Las mujeres españolas que la historia quiso simplificar nos devuelven la mirada
La artista C. S. Leyva revisita a diez figuras femeninas de la historia de España en la exposición DES-CARADAS

Reinterpretación de la figura de Isabel la Católica en la exposición DES-CARADAS. | Covadonga Sarragúa Leyva
Aunque, según el Foro Económico Mundial, tardaremos otros 123 años en cerrar la brecha de género; si escuchamos las historias de nuestras abuelas e incluso de nuestras madres, podemos decir que, en ciertos países del mundo, hemos dado pasos importantes hacia la igualdad entre hombres y mujeres.
Un indicador cada vez más relevante es la presencia de mujeres en puestos de liderazgo en sectores tan diversos como la tecnología, el retail o la industria alimentaria. Sin embargo, a lo largo de la historia siempre han existido grandes mujeres líderes, aunque a menudo se las haya juzgado menos por sus logros que por las convicciones patriarcales de sus respectivas épocas.
El proyecto DES-CARADAS. Mujeres históricas vistas con los ojos de hoy, de la artista granadina Covadonga Sarragúa Leyva (alias C. S. Leyva), aborda precisamente esta cuestión. A través de su estilo hiperrealista, la artista retrata a diez mujeres importantes de la historia de España, brindando un «homenaje contemporáneo» a los «logros políticos, sociales e intelectuales» que alcanzaron en «épocas aparentemente dominadas por el poder masculino», según afirma en la introducción de la exposición.
El poder de la mirada
Cuando entras en el aula Cátedra Cavanilles del Pabellón Villanueva del Real Jardín Botánico, ves, entre los arcos de la pared, un póster imponente del cuadro de Leyva de Isabel la Católica. La protagonista del retrato te mira de frente, una elección deliberada, ya que, como afirma Luis Fernández Cifuentes en el texto curatorial de la exposición, «los cuadros recrean personas que miran al visitante de tú a tú, sea quien sea, o que tal vez se niegan a mirarle». La mirada de las protagonistas sirve para reclamar su poder, permitiéndoles, añade Fernández Cifuentes, preguntar: «¿Quién eres tú, visitante, para mirarme como me miras?».
Por ello, el título de la exposición, Mujeres históricas vistas con los ojos de hoy, resulta todavía más representativo. Son mujeres vistas con los ojos de hoy, porque la artista las ha retratado con vestimenta o accesorios contemporáneos. Son mujeres vistas con los ojos de hoy, porque los cuadros y los textos que las acompañan se atreven a reconocer sus logros personales, alejándolos de los hombres que las rodeaban. Pero también son mujeres vistas con los ojos de hoy, porque la pintora permite que te miren de vuelta, que te analicen, que te evalúen, que no se mantengan pasivas al otro lado del lienzo.
Fernández Cifuentes afirma que la mirada genera una conversación entre los cuadros y los espectadores, «un diálogo entre pasado y presente» que invita a reflexionar sobre «la identidad, la memoria y la representación». La cuestión de cómo las mujeres han sido representadas históricamente guía el proyecto; Leyva subraya su objetivo de «reivindicar el papel extraordinario de las mujeres a lo largo de la historia, tantas veces silenciado, deformado o relegado en los relatos oficiales».
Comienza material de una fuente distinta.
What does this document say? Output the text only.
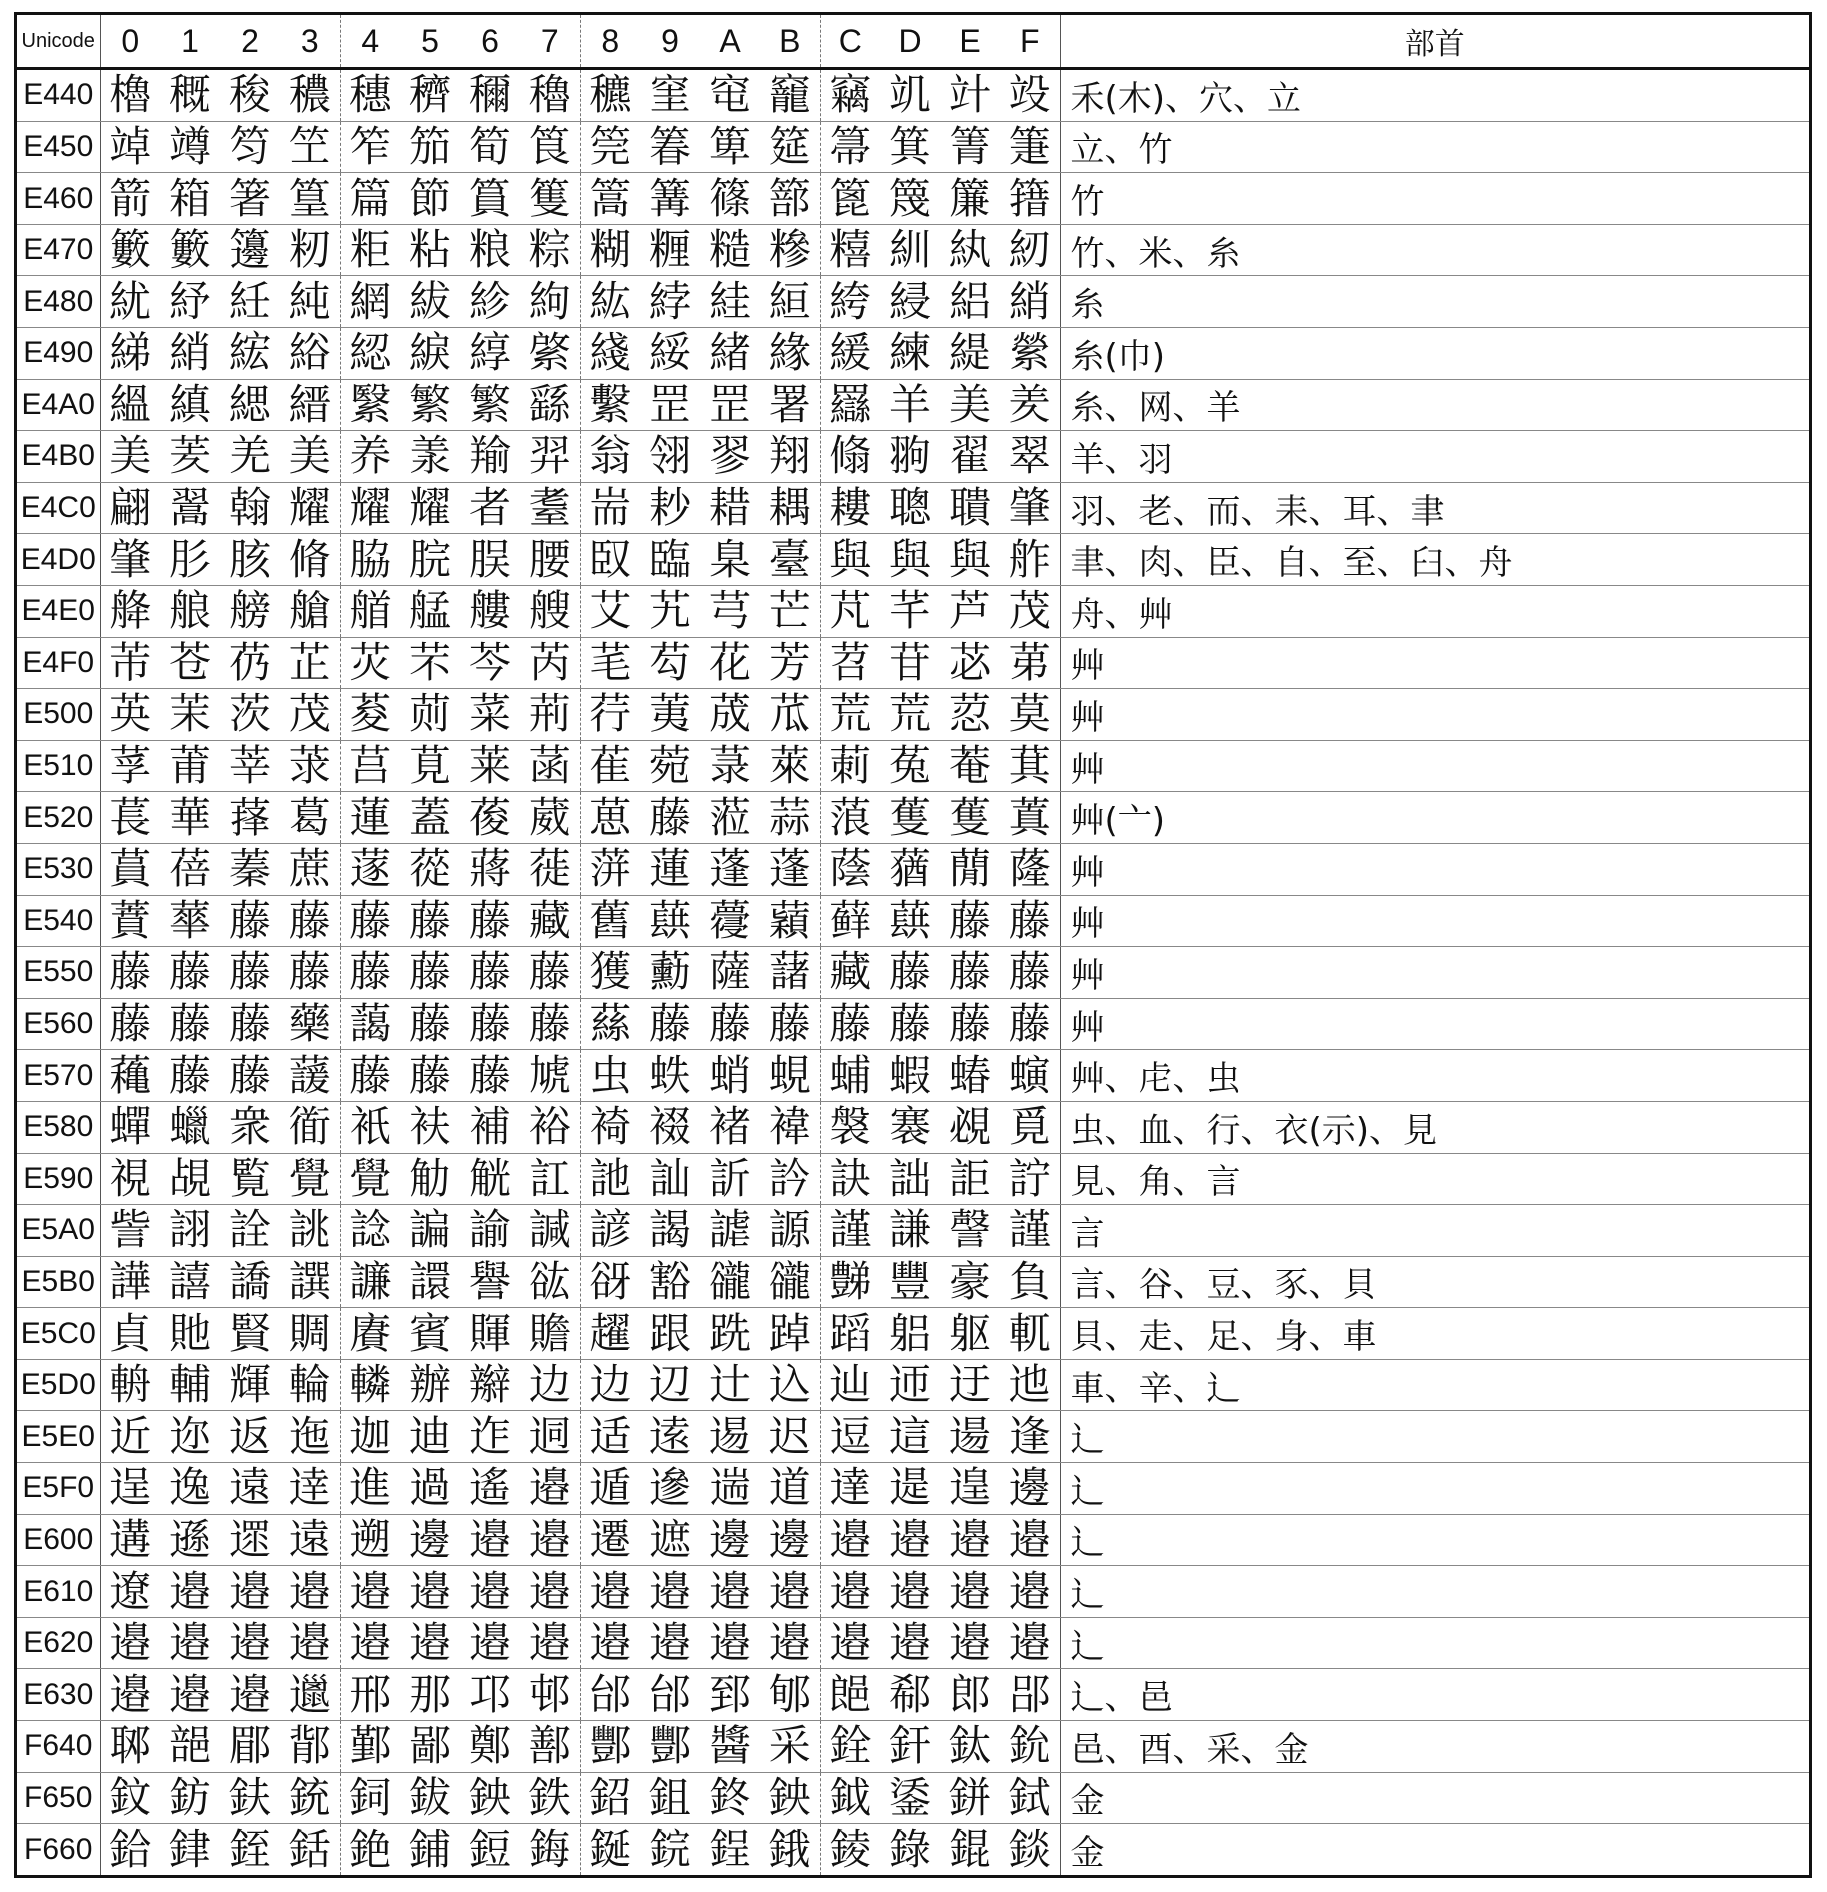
Unicode	0	1	2	3	4	5	6	7	8	9	A	B	C	D	E	F	部首
E440	櫓	穊	稄	穠	穗	穧	穪	穭	穮	窐	窀	竉	竊	竌	竍	竐	禾(木)、穴、立
E450	竨	竴	笉	笁	笮	笳	筍	筤	筦	箺	箄	筵	箒	箕	箐	箑	立、竹
E460	箭	箱	箸	篁	篇	節	篔	篗	篙	篝	篠	篰	篦	篾	簾	簎	竹
E470	籔	籔	籩	籾	粔	粘	粮	粽	糊	糎	糙	糝	糦	紃	紈	紉	竹、米、糸
E480	紌	紓	紝	純	網	紱	紾	絇	紘	綍	絓	絙	絝	綅	絽	綃	糸
E490	綈	綃	綋	綌	綛	綟	綧	綮	綫	綏	緒	緣	緩	練	緹	縈	糸(巾)
E4A0	縕	縝	緦	縉	繄	繁	繁	繇	繫	罡	罡	署	羉	羊	美	羑	糸、网、羊
E4B0	美	羐	羌	美	养	羕	羭	羿	翁	翎	翏	翔	翛	翑	翟	翠	羊、羽
E4C0	翩	翯	翰	耀	耀	耀	者	耋	耑	耖	耤	耦	耬	聰	聵	肇	羽、老、而、耒、耳、聿
E4D0	肇	肜	胲	脩	脇	脘	脵	腰	臤	臨	臬	臺	與	與	與	舴	聿、肉、臣、自、至、臼、舟
E4E0	舽	艆	艕	艙	艏	艋	艛	艘	艾	艽	芎	芒	芃	芊	芦	茂	舟、艸
E4F0	芾	苍	芿	芷	苂	芣	芩	芮	芼	芶	花	芳	苕	苷	苾	苐	艸
E500	英	茉	茨	茂	荾	荝	菜	荊	荇	荑	荿	苽	荒	荒	荵	莫	艸
E510	莩	莆	莘	莍	莒	莧	莱	菡	萑	菀	菉	萊	莿	菟	菴	萁	艸
E520	萇	華	萚	葛	蓮	蓋	葰	葳	葸	藤	蒞	蒜	蒗	蒦	蒦	蒖	艸(亠)
E530	蒷	蓓	蓁	蔗	蓫	蓯	蔣	蓰	蓱	蓮	蓬	蓬	蔭	蕕	蕑	蕯	艸
E540	蕡	蕐	藤	藤	藤	藤	藤	藏	舊	蕻	蘉	蘔	藓	蕻	藤	藤	艸
E550	藤	藤	藤	藤	藤	藤	藤	藤	獲	蘍	薩	藷	藏	藤	藤	藤	艸
E560	藤	藤	藤	藥	藹	藤	藤	藤	蕬	藤	藤	藤	藤	藤	藤	藤	艸
E570	蘒	藤	藤	蘐	藤	藤	藤	虓	虫	蛈	蛸	蜆	蜅	蝦	蝽	螾	艸、虍、虫
E580	蟬	蠟	衆	衜	衹	衭	補	裕	裿	裰	褚	褘	褩	褰	覕	覓	虫、血、行、衣(示)、見
E590	視	覘	覧	覺	覺	觔	觥	訌	訑	訕	訢	訡	訣	詘	詎	詝	見、角、言
E5A0	訾	詡	詮	誂	諗	諞	諭	諴	諺	謁	謔	謜	謹	謙	謦	謹	言
E5B0	譁	譆	譑	譔	譧	譞	譽	谹	谺	豁	豅	豅	豑	豐	豪	負	言、谷、豆、豕、貝
E5C0	貞	貤	賢	賙	賡	賓	賱	贍	趯	跟	跣	踔	蹈	躳	躯	軏	貝、走、足、身、車
E5D0	輈	輔	輝	輪	轔	辦	辮	边	边	辺	辻	込	辿	迊	迂	迆	車、辛、辶
E5E0	近	迩	返	迤	迦	迪	迮	迵	适	逺	逷	迟	逗	這	逿	逢	辶
E5F0	逞	逸	遠	逹	進	過	遙	邉	遁	遪	遄	道	達	遈	遑	邊	辶
E600	遘	遜	遝	遠	遡	邊	邉	邉	遷	遮	邊	邊	邉	邉	邉	邉	辶
E610	遼	邉	邉	邉	邉	邉	邉	邉	邉	邉	邉	邉	邉	邉	邉	邉	辶
E620	邉	邉	邉	邉	邉	邉	邉	邉	邉	邉	邉	邉	邉	邉	邉	邉	辶
E630	邉	邉	邉	邋	邢	那	邛	邨	邰	邰	郅	郇	郒	郗	郎	郘	辶、邑
F640	郰	郶	郿	鄁	鄞	鄙	鄭	鄯	酆	酆	醬	采	銓	釬	鈦	鈗	邑、酉、采、金
F650	鈫	鈁	鈇	銃	鉰	鈸	鉠	鉄	鉊	鉏	鉖	鉠	鉞	鋈	鉼	鉽	金
F660	鉿	銉	銍	銛	銫	鋪	鋀	鋂	鋋	鋎	鋥	鋨	錂	錄	錕	錟	金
Representaciones multidimensionales
Al retratarlas, Leyva humaniza y reconoce el legado de las diez activistas, aristócratas, intelectuales, reinas y santas que vivieron entre los siglos XIV y XIX: mujeres que moldearon la historia de España, aunque sus aportaciones, en muchos casos, han sido invisibilizadas.
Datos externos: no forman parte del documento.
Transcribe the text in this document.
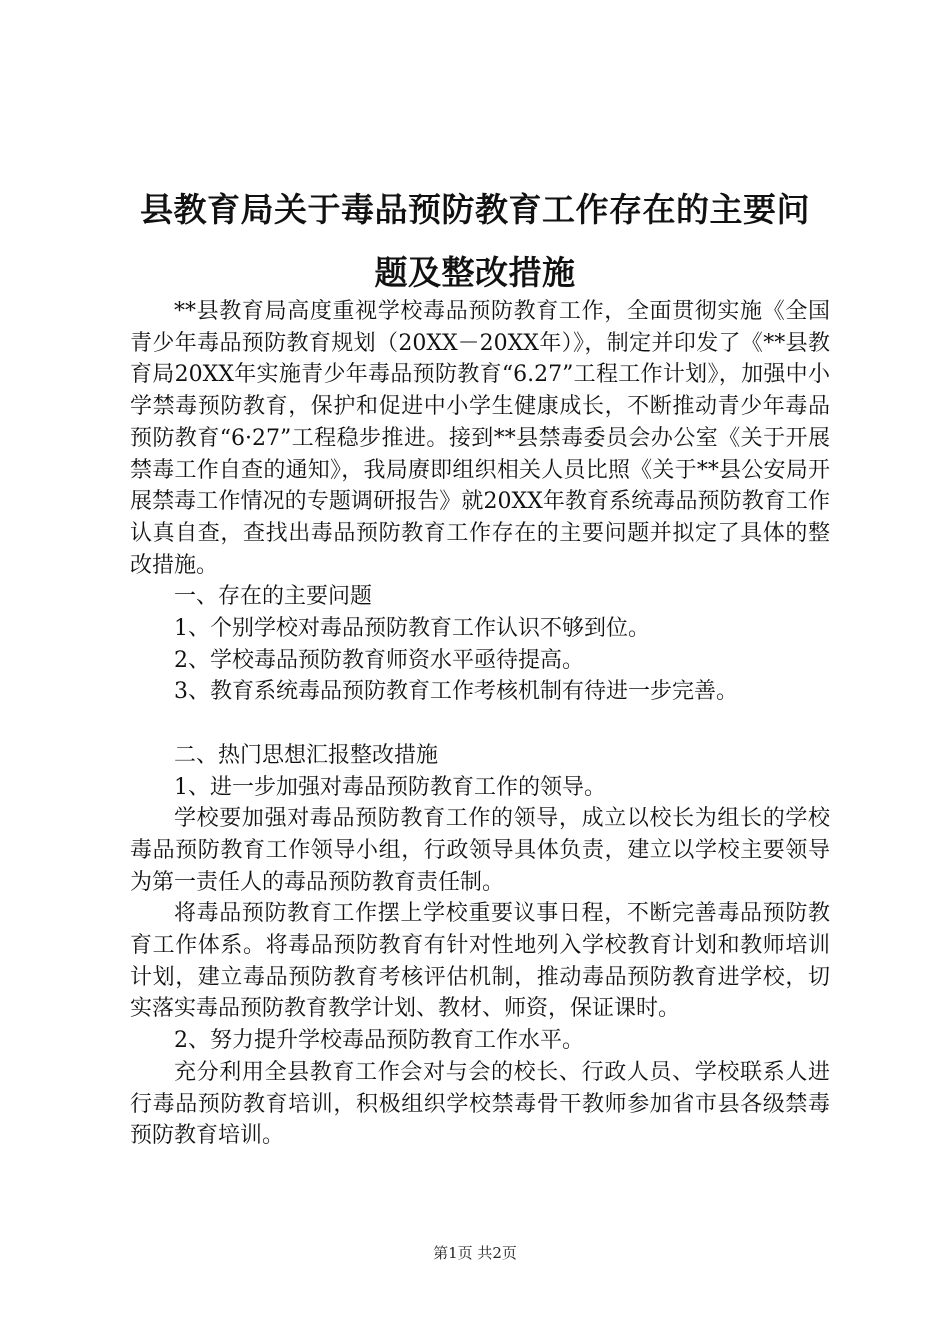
县教育局关于毒品预防教育工作存在的主要问
题及整改措施

**县教育局高度重视学校毒品预防教育工作，全面贯彻实施《全国青少年毒品预防教育规划（20XX－20XX年）》，制定并印发了《**县教育局20XX年实施青少年毒品预防教育“6.27”工程工作计划》，加强中小学禁毒预防教育，保护和促进中小学生健康成长，不断推动青少年毒品预防教育“6·27”工程稳步推进。接到**县禁毒委员会办公室《关于开展禁毒工作自查的通知》，我局赓即组织相关人员比照《关于**县公安局开展禁毒工作情况的专题调研报告》就20XX年教育系统毒品预防教育工作认真自查，查找出毒品预防教育工作存在的主要问题并拟定了具体的整改措施。

一、存在的主要问题

1、个别学校对毒品预防教育工作认识不够到位。

2、学校毒品预防教育师资水平亟待提高。

3、教育系统毒品预防教育工作考核机制有待进一步完善。

二、热门思想汇报整改措施

1、进一步加强对毒品预防教育工作的领导。

学校要加强对毒品预防教育工作的领导，成立以校长为组长的学校毒品预防教育工作领导小组，行政领导具体负责，建立以学校主要领导为第一责任人的毒品预防教育责任制。

将毒品预防教育工作摆上学校重要议事日程，不断完善毒品预防教育工作体系。将毒品预防教育有针对性地列入学校教育计划和教师培训计划，建立毒品预防教育考核评估机制，推动毒品预防教育进学校，切实落实毒品预防教育教学计划、教材、师资，保证课时。

2、努力提升学校毒品预防教育工作水平。

充分利用全县教育工作会对与会的校长、行政人员、学校联系人进行毒品预防教育培训，积极组织学校禁毒骨干教师参加省市县各级禁毒预防教育培训。

第1页 共2页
Además, los textos de Fernández Cifuentes reconocen las caracterizaciones a las que habían sido relegadas, evidenciando la mirada misógina bajo la que estas mujeres fueron contempladas. Beatriz de Bobadilla (1447-1504) era considerada «lasciva, sanguinaria, codiciosa, manirrota y, al final, demente». Doña Ana de Mendoza y de la Cerda, princesa de Éboli (1540-1592), tenía una «reputación de díscola y autoritaria», debido a su insistencia en liderar con «una versión femenina (y por tanto inaceptable) de las maquiavélicas figuras masculinas que ejercían el poder». De Isabel la Católica (1451-1504), por su lado, los cronistas del Renacimiento afirmaban que poseía «un espíritu viril en un cuerpo de mujer», como si la única forma de entender sus hazañas fuera racionalizar que su carácter estuviera separado de su corporalidad femenina.
Con su arte, Leyva se niega a aceptar estas representaciones unidimensionales: sus retratos complejos y profundos recuerdan al espectador que estas mujeres fueron mucho más de lo que los humanistas y pintores de su tiempo interpretaron. De esta manera, a través del lienzo, la artista recupera el espacio de estas referentes en la historia española.